I have, once again to express my admiration on the jobs of the translators. It must have been quite difficult to translate messages from one to another that, at times might have been frustrating.

Still, the end result, a very good received first performing for an audience of 2500 (!) proves that all the discussions were worth their effort. We can all look back on a great show without any major mistakes.

 The second performance, while labeled ”un-official” appears to be the one with the highest risk at stake. A complete delegation of ministers, secretaries and other important leaders has to be convinced that close-up magic is an art with its own rights.

The performance goes over well. I find it heartwarming to see these people with the highest functions react like happy little children on the magic. I think my dollar bills have been counted at least ten times by different audience members!

I think all parties involved can look back on an exciting evening with a lot of laughter, magic and alcohol. Gan Bei!

 Between official businesses we have been treated royally with diners, lunch and all kinds of exciting trips to places I only saw in films or on television. The beauty of the Chinese culture, expressed in, for instance, the Summer Palace, The Forbidden city and of course The Great Wall, are memories I will treasure for the rest of my life. The warmth and friendship of our translators of course has added a lot of value.

 I think it is uplifting that the Chinese hosts are concerned in providing the best possible technical support for our performances.

 Concluding I can say that I have felt very, very welcome in Beijing.

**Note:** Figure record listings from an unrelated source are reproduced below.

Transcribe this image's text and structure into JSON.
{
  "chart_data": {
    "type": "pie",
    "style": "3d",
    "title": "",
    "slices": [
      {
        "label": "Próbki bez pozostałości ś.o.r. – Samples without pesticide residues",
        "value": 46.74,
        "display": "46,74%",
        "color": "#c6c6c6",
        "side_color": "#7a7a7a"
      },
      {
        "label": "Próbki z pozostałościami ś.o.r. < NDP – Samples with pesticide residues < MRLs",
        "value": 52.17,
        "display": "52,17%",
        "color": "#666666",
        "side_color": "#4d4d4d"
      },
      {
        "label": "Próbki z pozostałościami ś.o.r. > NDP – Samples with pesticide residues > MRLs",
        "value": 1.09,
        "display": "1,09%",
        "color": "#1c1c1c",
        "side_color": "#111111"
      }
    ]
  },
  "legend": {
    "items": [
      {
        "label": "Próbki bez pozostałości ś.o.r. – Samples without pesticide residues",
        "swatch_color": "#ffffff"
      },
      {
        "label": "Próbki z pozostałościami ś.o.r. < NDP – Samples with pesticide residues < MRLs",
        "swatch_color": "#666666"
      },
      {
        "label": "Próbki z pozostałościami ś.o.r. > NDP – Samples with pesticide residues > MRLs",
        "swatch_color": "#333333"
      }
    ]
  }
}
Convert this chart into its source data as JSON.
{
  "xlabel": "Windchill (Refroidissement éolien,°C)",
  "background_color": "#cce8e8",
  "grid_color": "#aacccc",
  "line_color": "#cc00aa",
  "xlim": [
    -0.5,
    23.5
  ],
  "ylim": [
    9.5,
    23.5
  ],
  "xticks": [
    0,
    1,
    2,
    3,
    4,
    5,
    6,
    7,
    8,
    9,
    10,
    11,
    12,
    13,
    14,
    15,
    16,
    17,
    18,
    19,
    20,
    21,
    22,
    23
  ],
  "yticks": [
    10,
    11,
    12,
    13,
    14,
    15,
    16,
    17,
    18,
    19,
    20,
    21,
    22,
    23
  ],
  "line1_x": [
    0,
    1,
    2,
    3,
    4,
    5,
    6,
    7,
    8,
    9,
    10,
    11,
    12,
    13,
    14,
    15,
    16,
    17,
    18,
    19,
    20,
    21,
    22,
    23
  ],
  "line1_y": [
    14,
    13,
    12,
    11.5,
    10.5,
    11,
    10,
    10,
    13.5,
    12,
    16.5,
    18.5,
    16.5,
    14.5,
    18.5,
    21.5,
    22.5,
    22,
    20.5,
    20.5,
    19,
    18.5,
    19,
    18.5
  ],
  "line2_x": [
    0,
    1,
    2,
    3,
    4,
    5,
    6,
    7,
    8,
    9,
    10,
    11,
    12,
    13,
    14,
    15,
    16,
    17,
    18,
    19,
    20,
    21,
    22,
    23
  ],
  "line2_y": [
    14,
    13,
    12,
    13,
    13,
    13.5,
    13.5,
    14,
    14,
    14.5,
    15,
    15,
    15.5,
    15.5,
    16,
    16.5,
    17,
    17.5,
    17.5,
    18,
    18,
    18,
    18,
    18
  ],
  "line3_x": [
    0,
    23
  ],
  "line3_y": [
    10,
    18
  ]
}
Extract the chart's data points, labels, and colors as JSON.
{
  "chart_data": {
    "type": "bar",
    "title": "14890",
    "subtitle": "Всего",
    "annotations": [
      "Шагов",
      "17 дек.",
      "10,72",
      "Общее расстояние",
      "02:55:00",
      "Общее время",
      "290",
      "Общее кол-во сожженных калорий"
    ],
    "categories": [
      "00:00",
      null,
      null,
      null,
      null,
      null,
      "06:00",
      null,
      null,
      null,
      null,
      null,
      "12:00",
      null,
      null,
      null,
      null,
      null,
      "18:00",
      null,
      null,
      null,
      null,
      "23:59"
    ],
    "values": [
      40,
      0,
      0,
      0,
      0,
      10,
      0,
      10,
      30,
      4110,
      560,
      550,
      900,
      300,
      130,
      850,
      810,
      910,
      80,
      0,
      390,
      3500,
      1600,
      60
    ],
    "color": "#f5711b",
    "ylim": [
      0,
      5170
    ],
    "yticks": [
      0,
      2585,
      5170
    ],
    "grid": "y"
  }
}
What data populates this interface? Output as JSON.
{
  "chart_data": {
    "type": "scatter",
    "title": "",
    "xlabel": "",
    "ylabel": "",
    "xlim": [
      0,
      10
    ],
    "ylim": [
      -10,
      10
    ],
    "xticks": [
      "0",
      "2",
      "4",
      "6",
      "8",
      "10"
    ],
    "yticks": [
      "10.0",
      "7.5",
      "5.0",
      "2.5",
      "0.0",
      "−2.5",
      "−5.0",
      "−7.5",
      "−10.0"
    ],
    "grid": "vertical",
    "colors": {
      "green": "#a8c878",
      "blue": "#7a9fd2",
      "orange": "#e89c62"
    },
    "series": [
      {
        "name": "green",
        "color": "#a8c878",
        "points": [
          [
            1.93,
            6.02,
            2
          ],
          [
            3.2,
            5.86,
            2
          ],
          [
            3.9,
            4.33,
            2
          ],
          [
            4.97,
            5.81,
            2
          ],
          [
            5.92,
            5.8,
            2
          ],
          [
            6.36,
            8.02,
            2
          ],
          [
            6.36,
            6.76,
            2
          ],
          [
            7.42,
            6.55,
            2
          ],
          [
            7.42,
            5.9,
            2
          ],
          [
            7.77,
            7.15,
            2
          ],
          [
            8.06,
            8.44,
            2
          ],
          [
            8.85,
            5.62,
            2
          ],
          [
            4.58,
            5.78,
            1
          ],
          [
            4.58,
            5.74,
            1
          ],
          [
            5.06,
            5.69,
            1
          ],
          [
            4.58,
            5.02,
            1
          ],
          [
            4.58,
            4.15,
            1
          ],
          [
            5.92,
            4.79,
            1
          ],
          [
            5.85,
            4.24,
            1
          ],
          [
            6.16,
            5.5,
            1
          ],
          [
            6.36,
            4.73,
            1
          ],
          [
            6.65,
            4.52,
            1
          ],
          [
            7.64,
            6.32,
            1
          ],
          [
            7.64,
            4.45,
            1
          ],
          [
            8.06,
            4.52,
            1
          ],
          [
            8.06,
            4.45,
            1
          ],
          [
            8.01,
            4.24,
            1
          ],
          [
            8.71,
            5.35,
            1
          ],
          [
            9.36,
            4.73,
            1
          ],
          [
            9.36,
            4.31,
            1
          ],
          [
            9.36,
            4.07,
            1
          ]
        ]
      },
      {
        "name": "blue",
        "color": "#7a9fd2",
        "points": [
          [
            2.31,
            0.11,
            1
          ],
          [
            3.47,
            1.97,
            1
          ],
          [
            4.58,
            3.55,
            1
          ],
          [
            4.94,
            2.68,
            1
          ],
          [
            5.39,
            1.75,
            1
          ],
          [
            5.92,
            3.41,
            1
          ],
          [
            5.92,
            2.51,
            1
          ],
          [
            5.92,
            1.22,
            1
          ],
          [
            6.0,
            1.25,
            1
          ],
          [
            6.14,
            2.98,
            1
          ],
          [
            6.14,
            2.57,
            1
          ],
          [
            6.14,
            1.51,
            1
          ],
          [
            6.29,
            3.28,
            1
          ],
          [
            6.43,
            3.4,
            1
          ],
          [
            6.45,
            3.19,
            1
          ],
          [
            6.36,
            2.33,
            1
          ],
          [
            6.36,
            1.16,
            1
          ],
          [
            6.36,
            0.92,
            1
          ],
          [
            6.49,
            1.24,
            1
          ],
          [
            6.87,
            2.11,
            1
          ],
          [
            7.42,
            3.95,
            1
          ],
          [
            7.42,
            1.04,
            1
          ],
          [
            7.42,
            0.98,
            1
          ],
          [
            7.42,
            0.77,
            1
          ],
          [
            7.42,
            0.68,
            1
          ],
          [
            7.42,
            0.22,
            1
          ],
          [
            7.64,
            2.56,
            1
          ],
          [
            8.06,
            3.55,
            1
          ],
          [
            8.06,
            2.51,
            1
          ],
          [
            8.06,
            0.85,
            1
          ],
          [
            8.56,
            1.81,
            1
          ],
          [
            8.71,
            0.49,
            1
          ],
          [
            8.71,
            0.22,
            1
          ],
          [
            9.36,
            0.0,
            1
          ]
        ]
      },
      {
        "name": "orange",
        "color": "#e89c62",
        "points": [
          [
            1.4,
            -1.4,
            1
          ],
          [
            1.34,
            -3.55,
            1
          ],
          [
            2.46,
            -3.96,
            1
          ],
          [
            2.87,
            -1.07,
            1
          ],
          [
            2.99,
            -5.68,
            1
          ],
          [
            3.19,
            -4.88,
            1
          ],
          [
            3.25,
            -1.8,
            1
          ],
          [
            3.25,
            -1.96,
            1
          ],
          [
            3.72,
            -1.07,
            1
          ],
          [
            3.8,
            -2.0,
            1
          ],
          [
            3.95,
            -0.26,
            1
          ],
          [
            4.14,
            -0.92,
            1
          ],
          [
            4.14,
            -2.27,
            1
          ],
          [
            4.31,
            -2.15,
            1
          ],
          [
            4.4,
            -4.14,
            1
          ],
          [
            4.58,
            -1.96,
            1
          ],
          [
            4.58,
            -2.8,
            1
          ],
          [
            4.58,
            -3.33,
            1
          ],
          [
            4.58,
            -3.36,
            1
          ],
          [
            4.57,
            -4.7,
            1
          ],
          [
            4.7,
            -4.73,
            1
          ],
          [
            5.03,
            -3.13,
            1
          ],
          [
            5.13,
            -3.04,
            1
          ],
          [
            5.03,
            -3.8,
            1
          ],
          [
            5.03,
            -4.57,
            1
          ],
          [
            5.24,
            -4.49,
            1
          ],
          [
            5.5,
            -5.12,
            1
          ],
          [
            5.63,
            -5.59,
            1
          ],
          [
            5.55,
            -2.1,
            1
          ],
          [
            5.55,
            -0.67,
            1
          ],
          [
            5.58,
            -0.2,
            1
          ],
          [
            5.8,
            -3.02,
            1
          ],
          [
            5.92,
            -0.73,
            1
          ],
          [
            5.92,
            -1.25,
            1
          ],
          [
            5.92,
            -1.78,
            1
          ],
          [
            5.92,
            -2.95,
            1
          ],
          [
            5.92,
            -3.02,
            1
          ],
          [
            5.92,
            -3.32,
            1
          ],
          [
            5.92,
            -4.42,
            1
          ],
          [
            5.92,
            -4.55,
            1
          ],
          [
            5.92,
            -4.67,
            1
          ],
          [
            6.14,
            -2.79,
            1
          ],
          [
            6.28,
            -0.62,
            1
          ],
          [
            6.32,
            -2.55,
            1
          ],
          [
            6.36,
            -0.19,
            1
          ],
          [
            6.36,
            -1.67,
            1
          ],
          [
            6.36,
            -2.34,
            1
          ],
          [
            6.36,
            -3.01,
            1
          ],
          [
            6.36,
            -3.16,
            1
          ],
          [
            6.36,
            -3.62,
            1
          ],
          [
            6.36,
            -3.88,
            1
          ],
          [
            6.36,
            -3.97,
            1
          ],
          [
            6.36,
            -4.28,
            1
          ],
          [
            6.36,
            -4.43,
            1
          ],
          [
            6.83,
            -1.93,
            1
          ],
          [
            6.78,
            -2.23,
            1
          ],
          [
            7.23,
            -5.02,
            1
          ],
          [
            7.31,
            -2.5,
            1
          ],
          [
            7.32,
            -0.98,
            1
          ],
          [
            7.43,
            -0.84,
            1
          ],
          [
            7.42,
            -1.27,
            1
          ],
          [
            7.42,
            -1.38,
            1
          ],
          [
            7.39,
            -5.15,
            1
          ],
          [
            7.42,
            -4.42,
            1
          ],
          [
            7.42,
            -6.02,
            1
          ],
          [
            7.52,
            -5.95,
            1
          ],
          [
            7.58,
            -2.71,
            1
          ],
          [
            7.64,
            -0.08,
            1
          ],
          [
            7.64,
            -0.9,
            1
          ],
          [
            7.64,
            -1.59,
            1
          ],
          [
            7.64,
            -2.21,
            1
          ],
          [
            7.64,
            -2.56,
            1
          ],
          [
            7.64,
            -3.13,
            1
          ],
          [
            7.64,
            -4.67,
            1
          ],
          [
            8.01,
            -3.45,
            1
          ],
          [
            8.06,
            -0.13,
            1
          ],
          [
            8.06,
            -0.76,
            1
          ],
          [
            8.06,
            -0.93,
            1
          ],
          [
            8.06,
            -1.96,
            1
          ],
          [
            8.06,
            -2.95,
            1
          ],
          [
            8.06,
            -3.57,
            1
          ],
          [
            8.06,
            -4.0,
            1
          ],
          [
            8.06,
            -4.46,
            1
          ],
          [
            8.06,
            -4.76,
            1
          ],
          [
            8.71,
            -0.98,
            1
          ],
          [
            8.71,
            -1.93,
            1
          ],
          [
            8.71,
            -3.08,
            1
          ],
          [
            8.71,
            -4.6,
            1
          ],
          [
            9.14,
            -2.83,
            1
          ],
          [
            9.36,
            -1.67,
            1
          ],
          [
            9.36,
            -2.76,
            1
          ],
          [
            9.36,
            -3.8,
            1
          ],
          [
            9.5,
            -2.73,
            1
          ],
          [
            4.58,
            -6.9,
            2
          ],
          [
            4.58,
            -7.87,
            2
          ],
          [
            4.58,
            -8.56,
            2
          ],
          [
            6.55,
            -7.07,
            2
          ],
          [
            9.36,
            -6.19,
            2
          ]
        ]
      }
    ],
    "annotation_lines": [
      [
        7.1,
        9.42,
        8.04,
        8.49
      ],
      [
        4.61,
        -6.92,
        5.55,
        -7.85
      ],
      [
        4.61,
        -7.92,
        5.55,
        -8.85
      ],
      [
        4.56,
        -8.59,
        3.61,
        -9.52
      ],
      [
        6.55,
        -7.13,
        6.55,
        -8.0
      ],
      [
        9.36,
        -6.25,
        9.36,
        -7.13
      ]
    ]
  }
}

Although there are differences in approach I think that with mutual respect and willingness to listen to one another there are really great opportunities for FISM 2009.

Mr. Lin is learning some things actually should be changed for the better part of it. Mutual trust and respect is something to be realized constantly.

Once the train is moving, when more experience is shared between artists, organizers, translators, close-up and stage performers, western and eastern people, it will get to full speed and head towards a truly great and memorable FISM 2009.

I, for my part, love to be a part of that and will follow it closely.